La víspera
Nací en 1891, él en 1873. No hablo del que sería con el devenir de los tiempos mi marido, no empecemos con confusiones, Li Jen, sino de un hombre que la posteridad honraría con el epíteto de «Apóstol de la democracia» y yo como uno de mis tótem personales. Ambos llegamos al mundo en un octubre oloroso a hierba y en Parras, a los pies de un vasto territorio llamado simplemente Coahuila.
No recuerdo haberlo visto en mi infancia, ni para qué esforzarme, infortunadamente era mucho mayor que yo; sin embargo, sí mi prima Olivia, la que con palabras sencillas simplemente me había dicho que al escuchar su nombre en la lista de asistencia durante su estadía como estudiantes en el Colegio Jesuita de San José, en Saltillo, recordó las palabras de su madre en la última carta. Le decía que el «Niño Francisco» compartiría con ella aula, maestros y estudio.
Según mi prima era Chaparrito, enfermizo y muy callado. Alguien me dijo años después que había estado en Baltimore, Estados Unidos; en Francia y no sé dónde diablos más; sin embargo, cuando mi monotonía fue eclipsada brutalmente una tarde de agosto en la estación de tren en Cuatrociénegas, juro que jamás volví a ser la misma. Era él. Juro que era él enfundado en un lindo traje de casimir estilo inglés a rayas y coronado con un lustroso sombrero, seguramente San Jenis. Digo seguramente porque estaban muy de moda. Sin exagerar fue un instante celestial y todavía ignoro la rareza de impresión que en ese momento me invadió. Lo considero raro porque fue un sentir a primera vista lo que me desmadró, perdón, hija, ésta vieja no ha podido limar bien a bien este burdo vocabulario que de vez en cuando se me escapa, pero bueno, ese sentimiento que en ese momento me llegó, me destrozó las entrañas sin piedad en aquella tarde canicular. Insisto en que era inaudito porque había sido compañero de mi prima, no mío, yo jamás lo había visto, ni siquiera en fotografías, bueno, sólo una de grupo que me había mostrado Olivia donde aparecía él entre todos los demás niños… Además que a mis diez años yo ni siquiera sabía las locuras del amor. No me mires así, Li, era una chicuela sin experiencia que tontamente se quedó prendada de esa quimérica belleza masculina inalcanzable para una muchachita como yo.
Ese día bajó lentamente del vagón con una sencillez tal que quien no lo conociera nunca hubiera imaginado el poderío económico en el que vivía. Me impresionó su profunda mirada extraviada que por azares del destino se cruzó con la mía. Quién iba a decir que a mi edad el sentir ese breve mirar me cambiara la existencia perpetuamente.
Un ligero polvillo oscuro reposaba en los andenes de madera en la estación de tren. La gente bajaba o subía maletas al vagón de equipaje y uno que otro vendedor ofrecía alimentos por las ventanillas. Un exquisito olor a comida vagabundeaba por doquier mientras que un intenso ambiente de dolor abrigaba las despedidas, a la vez que amplias sonrisas a las bienvenidas.
Eres muy pequeña como para andar viendo a los hombres de esa manera, Amadita, me comentó temeraria la buena Ciriaca, con quien en ese momento charlaba y a la vez esperaba la llegada del tío Abelardo.Al verme descubierta en mi arrobamiento sentí como un baño carmesí en plena cara.
─Es el joven Francisco, hijo de Don Francisco Madero. Mi madre trabajó con la familia como mucama por más de veinte años.

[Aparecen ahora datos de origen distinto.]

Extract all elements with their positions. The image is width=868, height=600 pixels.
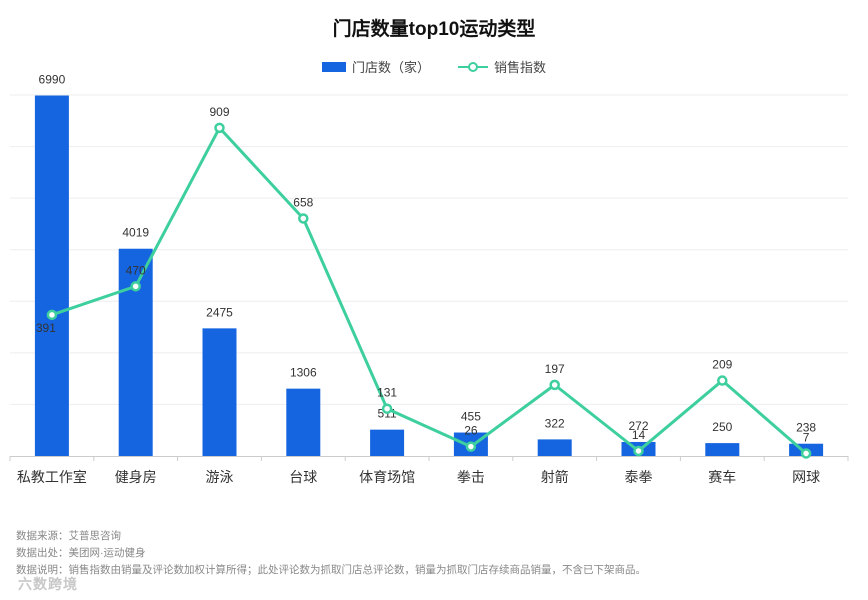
- bar: [202, 328, 237, 456]
- line-value-label: 14: [632, 428, 646, 442]
- combo-chart: 6990401924751306511455322272250238391470…: [9, 73, 849, 485]
- line-point: [717, 375, 728, 386]
- line-value-label: 131: [377, 386, 397, 400]
- chart-title: 门店数量top10运动类型: [332, 19, 536, 40]
- line-value-label: 658: [293, 195, 313, 209]
- footnote-origin: 数据出处：美团网·运动健身: [16, 547, 146, 559]
- watermark-text: 六数跨境: [18, 576, 78, 592]
- series-line: [51, 126, 808, 455]
- chart-legend: 门店数（家） 销售指数: [0, 57, 868, 76]
- bar-value-label: 272: [628, 419, 648, 433]
- x-tick-label: 游泳: [206, 469, 234, 485]
- line-point: [633, 445, 644, 457]
- line-value-label: 209: [712, 358, 732, 372]
- line-value-label: 391: [36, 321, 56, 335]
- bar-value-label: 250: [712, 420, 732, 434]
- line-point: [130, 281, 141, 292]
- footnotes: 数据来源：艾普思咨询 数据出处：美团网·运动健身 数据说明：销售指数由销量及评论…: [16, 528, 646, 579]
- legend-bar-label: 门店数（家）: [351, 60, 430, 75]
- footnote-note: 数据说明：销售指数由销量及评论数加权计算所得；此处评论数为抓取门店总评论数，销量…: [16, 564, 646, 576]
- x-tick-label: 台球: [289, 469, 317, 485]
- bar-value-label: 2475: [206, 305, 233, 319]
- bar: [286, 388, 321, 456]
- line-point: [549, 379, 560, 391]
- legend-bar-swatch: [321, 61, 346, 72]
- legend-line-label: 销售指数: [494, 60, 547, 75]
- line-point: [46, 309, 58, 321]
- line-value-label: 7: [803, 430, 810, 444]
- x-tick-label: 射箭: [541, 469, 569, 485]
- bar-value-label: 6990: [39, 73, 66, 87]
- line-value-label: 909: [209, 105, 229, 119]
- bar: [34, 95, 69, 456]
- bar: [118, 248, 153, 456]
- legend-item-line[interactable]: 销售指数: [458, 57, 546, 76]
- bar-value-label: 455: [461, 410, 481, 424]
- bar-value-label: 238: [796, 421, 816, 435]
- bar-value-label: 1306: [290, 366, 317, 380]
- legend-line-swatch: [458, 61, 488, 73]
- line-point: [465, 441, 477, 452]
- x-tick-label: 网球: [792, 469, 820, 485]
- line-point: [381, 403, 393, 414]
- bar-value-label: 322: [545, 416, 565, 430]
- bar: [370, 429, 405, 456]
- line-point: [214, 122, 225, 134]
- legend-item-bar[interactable]: 门店数（家）: [321, 57, 430, 76]
- x-tick-label: 拳击: [457, 469, 485, 485]
- footnote-source: 数据来源：艾普思咨询: [16, 530, 121, 542]
- line-value-label: 197: [545, 362, 565, 376]
- x-tick-label: 体育场馆: [359, 469, 415, 485]
- x-tick-label: 泰拳: [625, 469, 653, 485]
- bar: [705, 443, 740, 456]
- line-value-label: 470: [126, 263, 146, 277]
- line-point: [298, 213, 309, 224]
- x-tick-label: 赛车: [708, 469, 736, 485]
- x-tick-label: 健身房: [115, 469, 157, 485]
- line-point: [800, 448, 812, 459]
- bar-value-label: 4019: [122, 226, 149, 240]
- bar: [537, 439, 572, 456]
- x-tick-label: 私教工作室: [17, 469, 87, 485]
- line-value-label: 26: [464, 424, 478, 438]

Me contó que Brisia, otra de nuestras primas que medio habían estudiado y que todavía trabajaba en la hacienda como mano derecha de Doña Mercedes, le había dicho que ya esperaban la llegada del “Niño Francisco”, luego de haber permanecido algún tiempo y como otras veces en Europa. Por obvias razones no le dije a Ciriaca en ese momento que ni me iba ni me venía dónde, cuándo o con quién había estado, más me importaba el que los dioses de todo el mundo hubiesen acordado que nuestros nacimientos coincidieran ahí, justo ahí, en ese páramo de silencios y mejor aún, que al pasar de los años, cuando nuestros cuerpos ya se habían desarrollado darnos cita ahí, ahí en esa estación de tren, sí, que yo estuviera ahí justo a esa hora, que él también estuviera ahí, como una visión permitida a una agraciada pecadora como yo y en ese preciso horario prescrito por los altísimos para el encuentro de nuestras almas.